Jakarta – Menteri Pemberdayaan Perempuan dan Perlindungan Anak (PPPA), Arifah Fauzi, menekankan pentingnya peningkatan literasi digital bagi perempuan guna memperkuat ketahanan keluarga di era transformasi digital.
Hal tersebut disampaikan saat membuka Rapat Kerja Nasional Aliansi Perempuan Peduli Indonesia di Jakarta, Senin.
Menurutnya, perempuan memiliki peran strategis sebagai pendidik pertama dalam keluarga sekaligus agen perubahan sosial. Dengan literasi digital yang baik, perempuan dapat membimbing anak dalam memilah informasi serta menanamkan nilai positif di ruang digital.
“Kemampuan ini penting untuk menyaring paparan informasi serta melindungi diri dan keluarga di ruang siber,” ujarnya.
Ia menambahkan, di tengah pesatnya perkembangan teknologi, perempuan perlu meningkatkan kapasitas dan resiliensi digital agar mampu beradaptasi dengan perubahan.
Kementerian PPPA juga telah menjalankan berbagai program, mulai dari edukasi literasi digital bagi ibu rumah tangga hingga mendorong partisipasi perempuan di bidang STEM (sains, teknologi, teknik, dan matematika).
Selain itu, pemerintah juga aktif melakukan advokasi kebijakan digital yang berperspektif gender serta mengkampanyekan pencegahan Kekerasan Berbasis Gender Online (KBGO).

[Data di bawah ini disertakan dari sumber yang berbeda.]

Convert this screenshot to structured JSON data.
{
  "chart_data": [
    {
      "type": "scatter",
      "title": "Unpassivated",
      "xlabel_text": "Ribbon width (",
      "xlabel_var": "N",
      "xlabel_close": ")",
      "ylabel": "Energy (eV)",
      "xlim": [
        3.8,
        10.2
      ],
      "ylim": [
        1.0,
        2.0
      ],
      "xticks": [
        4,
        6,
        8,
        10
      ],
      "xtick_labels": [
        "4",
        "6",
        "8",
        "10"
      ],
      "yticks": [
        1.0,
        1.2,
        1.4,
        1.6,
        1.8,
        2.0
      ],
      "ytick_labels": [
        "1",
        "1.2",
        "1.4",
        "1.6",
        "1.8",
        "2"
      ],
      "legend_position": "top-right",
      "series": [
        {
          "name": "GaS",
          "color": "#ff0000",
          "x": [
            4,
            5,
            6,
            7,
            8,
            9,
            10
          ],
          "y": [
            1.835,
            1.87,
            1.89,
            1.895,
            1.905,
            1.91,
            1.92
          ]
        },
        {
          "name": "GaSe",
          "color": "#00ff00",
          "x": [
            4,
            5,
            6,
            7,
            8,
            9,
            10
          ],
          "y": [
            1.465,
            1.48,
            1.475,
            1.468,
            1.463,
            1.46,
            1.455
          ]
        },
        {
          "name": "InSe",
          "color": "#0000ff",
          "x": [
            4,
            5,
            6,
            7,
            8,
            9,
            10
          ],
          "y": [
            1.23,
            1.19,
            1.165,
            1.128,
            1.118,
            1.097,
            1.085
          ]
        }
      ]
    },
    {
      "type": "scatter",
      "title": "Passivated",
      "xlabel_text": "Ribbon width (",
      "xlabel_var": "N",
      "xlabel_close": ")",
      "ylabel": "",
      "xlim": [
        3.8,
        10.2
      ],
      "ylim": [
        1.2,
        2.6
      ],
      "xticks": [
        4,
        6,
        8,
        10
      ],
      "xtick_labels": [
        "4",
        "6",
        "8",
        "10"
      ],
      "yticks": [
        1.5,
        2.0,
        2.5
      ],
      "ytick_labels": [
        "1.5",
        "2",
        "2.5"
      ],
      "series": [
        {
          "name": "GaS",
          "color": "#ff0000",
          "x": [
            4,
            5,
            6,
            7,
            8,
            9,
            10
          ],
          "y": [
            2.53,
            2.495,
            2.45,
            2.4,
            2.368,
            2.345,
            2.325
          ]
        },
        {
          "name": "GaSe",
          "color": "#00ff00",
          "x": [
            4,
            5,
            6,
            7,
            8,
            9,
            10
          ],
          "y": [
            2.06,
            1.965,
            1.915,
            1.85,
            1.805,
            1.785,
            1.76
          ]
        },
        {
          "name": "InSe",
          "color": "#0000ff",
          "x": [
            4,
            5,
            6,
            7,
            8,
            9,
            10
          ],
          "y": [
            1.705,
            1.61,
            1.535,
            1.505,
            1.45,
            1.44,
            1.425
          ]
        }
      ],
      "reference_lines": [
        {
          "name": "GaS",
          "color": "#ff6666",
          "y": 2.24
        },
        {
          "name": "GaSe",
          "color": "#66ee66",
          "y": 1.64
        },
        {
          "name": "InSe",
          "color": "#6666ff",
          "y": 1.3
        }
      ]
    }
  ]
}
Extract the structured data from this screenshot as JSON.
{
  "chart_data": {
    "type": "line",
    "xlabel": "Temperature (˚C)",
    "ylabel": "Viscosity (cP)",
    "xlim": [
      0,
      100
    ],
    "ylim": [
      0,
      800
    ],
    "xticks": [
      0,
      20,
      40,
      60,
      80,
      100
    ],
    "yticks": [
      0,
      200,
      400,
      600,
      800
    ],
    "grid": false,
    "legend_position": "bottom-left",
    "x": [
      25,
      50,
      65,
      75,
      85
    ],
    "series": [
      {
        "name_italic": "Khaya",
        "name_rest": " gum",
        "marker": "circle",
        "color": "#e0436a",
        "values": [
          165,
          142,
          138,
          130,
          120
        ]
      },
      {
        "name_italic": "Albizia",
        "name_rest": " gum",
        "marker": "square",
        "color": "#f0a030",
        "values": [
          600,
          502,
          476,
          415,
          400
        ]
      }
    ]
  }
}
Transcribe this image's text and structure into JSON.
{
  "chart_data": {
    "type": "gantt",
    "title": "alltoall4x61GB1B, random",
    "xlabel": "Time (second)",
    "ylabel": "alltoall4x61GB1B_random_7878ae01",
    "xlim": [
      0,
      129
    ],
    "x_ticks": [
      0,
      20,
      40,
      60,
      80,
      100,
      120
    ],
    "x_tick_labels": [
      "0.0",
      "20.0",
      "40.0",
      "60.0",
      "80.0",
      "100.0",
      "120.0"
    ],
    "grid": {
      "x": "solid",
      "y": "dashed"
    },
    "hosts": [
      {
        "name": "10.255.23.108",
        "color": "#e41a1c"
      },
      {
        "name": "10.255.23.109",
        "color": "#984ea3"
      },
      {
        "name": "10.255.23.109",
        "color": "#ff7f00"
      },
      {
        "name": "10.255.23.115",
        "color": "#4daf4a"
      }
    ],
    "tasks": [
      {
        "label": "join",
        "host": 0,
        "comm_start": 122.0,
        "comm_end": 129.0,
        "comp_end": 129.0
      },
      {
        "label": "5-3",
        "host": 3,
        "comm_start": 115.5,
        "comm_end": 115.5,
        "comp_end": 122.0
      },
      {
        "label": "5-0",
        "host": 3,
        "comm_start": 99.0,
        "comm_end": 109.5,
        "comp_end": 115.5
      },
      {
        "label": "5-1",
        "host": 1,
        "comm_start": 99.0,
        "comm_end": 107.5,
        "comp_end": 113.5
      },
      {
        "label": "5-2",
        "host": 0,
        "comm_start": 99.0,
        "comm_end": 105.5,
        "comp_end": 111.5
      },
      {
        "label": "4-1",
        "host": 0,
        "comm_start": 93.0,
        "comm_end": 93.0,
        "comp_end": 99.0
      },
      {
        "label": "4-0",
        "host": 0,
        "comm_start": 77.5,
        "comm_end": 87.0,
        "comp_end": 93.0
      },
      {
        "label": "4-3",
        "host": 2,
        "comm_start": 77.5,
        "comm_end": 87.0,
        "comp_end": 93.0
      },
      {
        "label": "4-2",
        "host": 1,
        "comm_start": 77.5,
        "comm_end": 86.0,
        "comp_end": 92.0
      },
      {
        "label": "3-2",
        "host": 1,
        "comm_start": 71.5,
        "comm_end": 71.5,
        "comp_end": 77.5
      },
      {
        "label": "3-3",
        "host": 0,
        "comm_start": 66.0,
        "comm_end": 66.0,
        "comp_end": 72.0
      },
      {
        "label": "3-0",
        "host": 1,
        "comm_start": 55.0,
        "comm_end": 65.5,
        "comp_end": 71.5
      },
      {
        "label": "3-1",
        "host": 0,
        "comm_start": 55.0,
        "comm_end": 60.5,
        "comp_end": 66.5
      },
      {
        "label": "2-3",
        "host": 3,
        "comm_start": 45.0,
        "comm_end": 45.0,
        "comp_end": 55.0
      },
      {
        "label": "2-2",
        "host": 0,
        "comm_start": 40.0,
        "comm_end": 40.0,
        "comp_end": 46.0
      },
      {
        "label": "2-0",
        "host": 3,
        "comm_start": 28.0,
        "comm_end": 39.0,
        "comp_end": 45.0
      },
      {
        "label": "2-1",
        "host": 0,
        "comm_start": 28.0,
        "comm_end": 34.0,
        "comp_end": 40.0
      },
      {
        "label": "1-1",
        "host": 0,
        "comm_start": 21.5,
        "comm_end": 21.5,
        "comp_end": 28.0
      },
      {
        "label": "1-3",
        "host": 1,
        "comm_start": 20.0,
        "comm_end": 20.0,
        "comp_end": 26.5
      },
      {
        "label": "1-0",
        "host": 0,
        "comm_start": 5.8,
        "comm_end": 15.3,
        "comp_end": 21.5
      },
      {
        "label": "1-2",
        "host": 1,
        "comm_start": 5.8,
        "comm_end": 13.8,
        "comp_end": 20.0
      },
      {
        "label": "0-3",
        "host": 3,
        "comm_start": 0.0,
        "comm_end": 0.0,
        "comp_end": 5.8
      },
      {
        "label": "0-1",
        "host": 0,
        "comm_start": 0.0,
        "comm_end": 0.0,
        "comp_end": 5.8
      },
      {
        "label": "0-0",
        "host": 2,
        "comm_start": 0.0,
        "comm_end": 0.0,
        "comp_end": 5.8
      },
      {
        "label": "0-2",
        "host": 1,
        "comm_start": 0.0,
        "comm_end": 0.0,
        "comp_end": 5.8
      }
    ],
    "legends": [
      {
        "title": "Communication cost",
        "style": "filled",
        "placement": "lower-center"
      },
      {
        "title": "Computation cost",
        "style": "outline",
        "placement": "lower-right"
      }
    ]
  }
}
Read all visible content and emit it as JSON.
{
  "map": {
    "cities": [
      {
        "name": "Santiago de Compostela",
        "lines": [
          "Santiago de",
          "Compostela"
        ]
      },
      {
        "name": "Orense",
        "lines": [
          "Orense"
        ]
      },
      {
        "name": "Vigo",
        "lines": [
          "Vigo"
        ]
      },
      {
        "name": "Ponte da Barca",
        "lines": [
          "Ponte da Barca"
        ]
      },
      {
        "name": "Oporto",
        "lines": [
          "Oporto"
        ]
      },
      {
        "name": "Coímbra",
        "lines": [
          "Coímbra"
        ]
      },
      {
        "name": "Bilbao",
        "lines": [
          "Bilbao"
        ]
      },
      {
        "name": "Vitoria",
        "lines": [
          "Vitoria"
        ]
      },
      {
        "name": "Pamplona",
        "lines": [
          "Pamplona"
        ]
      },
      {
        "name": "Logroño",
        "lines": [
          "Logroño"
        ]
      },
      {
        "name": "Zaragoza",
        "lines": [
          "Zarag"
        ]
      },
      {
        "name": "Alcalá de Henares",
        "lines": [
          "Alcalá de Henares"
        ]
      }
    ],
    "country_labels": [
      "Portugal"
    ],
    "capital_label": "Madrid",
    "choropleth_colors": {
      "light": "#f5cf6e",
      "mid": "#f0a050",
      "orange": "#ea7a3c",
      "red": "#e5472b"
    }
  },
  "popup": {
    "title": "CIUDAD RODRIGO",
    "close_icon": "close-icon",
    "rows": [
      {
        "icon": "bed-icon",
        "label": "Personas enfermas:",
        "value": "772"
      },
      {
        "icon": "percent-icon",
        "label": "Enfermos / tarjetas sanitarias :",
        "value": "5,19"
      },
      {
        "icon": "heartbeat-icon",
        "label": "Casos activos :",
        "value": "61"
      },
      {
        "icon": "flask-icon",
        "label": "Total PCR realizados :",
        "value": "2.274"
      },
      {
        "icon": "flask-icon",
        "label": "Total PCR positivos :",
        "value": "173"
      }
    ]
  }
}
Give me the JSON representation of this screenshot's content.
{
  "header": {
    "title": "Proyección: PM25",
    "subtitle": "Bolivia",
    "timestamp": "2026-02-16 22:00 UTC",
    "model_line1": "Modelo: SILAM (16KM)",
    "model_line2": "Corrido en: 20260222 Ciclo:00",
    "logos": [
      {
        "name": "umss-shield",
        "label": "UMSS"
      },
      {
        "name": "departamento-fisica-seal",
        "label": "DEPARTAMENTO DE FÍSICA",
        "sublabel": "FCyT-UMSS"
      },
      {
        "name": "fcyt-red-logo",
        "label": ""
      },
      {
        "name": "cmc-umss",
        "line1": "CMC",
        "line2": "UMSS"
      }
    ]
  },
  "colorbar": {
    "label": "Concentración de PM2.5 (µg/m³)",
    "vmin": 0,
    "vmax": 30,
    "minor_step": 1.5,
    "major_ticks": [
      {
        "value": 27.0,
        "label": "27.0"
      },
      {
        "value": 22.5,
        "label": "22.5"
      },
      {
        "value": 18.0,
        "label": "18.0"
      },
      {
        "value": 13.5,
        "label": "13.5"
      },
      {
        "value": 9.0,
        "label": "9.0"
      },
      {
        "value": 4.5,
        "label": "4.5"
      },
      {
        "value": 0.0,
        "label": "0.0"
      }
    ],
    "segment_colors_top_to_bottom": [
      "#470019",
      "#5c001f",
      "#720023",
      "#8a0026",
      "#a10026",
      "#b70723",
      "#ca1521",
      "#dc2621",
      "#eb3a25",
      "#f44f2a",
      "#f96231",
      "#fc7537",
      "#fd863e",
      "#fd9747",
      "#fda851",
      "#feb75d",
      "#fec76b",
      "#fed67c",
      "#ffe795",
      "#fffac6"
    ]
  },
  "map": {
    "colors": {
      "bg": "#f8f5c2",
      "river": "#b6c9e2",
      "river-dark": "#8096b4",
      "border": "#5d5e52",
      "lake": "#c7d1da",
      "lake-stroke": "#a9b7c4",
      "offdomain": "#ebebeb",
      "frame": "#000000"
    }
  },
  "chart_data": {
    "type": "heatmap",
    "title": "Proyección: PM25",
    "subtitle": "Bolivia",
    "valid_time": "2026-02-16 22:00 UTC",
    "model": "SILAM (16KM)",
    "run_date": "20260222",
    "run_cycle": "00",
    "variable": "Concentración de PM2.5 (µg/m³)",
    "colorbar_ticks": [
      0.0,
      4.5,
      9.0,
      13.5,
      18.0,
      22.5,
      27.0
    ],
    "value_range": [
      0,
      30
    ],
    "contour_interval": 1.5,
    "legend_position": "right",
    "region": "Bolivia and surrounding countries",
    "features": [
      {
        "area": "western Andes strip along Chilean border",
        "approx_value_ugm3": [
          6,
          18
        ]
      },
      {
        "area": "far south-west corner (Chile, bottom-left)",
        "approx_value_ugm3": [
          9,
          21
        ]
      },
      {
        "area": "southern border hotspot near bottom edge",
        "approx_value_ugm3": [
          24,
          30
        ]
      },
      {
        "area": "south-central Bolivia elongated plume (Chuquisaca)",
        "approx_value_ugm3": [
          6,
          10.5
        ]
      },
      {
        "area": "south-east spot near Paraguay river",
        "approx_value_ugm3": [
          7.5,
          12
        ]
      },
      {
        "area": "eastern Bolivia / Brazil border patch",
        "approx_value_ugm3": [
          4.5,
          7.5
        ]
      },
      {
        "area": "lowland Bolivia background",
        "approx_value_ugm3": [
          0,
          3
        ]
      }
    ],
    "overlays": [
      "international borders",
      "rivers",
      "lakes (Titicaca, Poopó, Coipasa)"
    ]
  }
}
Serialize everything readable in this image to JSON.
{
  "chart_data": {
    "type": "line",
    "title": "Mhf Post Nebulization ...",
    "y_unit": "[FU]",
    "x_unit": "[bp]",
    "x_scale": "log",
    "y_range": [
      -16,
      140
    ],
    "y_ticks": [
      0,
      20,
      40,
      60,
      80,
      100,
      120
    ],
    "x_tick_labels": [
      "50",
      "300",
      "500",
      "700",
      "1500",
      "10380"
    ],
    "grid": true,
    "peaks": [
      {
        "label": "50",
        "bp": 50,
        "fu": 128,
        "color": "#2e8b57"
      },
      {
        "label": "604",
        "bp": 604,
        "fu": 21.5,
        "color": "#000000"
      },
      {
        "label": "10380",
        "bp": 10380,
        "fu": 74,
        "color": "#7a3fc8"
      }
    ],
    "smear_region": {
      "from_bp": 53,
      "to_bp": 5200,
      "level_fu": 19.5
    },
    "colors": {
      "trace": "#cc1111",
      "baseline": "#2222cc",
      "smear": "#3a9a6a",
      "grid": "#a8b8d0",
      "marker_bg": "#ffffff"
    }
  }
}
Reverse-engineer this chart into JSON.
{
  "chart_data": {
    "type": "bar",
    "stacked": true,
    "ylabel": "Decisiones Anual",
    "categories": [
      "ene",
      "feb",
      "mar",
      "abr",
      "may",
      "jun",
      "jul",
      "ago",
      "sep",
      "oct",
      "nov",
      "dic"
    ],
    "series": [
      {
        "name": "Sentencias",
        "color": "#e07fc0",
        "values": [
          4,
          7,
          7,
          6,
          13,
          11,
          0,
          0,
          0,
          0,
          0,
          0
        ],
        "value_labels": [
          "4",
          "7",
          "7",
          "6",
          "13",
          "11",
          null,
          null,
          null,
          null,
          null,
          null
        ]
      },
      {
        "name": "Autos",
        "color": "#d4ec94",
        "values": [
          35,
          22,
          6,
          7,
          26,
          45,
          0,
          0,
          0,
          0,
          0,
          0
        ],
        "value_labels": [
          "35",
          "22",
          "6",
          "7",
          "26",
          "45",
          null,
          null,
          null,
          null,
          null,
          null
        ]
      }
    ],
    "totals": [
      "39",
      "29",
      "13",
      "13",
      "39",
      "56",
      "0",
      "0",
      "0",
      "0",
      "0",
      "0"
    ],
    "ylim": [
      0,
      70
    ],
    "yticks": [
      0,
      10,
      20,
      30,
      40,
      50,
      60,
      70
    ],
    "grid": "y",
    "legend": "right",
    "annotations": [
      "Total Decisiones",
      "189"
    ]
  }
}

Ketua Umum Aliansi Perempuan Peduli Indonesia, Atifah Hasan, menambahkan bahwa penguatan kapasitas perempuan sangat penting dalam menghadapi peluang dan tantangan ekosistem digital.
Ia menilai perempuan memiliki posisi strategis dalam menjaga ketahanan keluarga sekaligus berperan dalam pembangunan sosial dan ekonomi.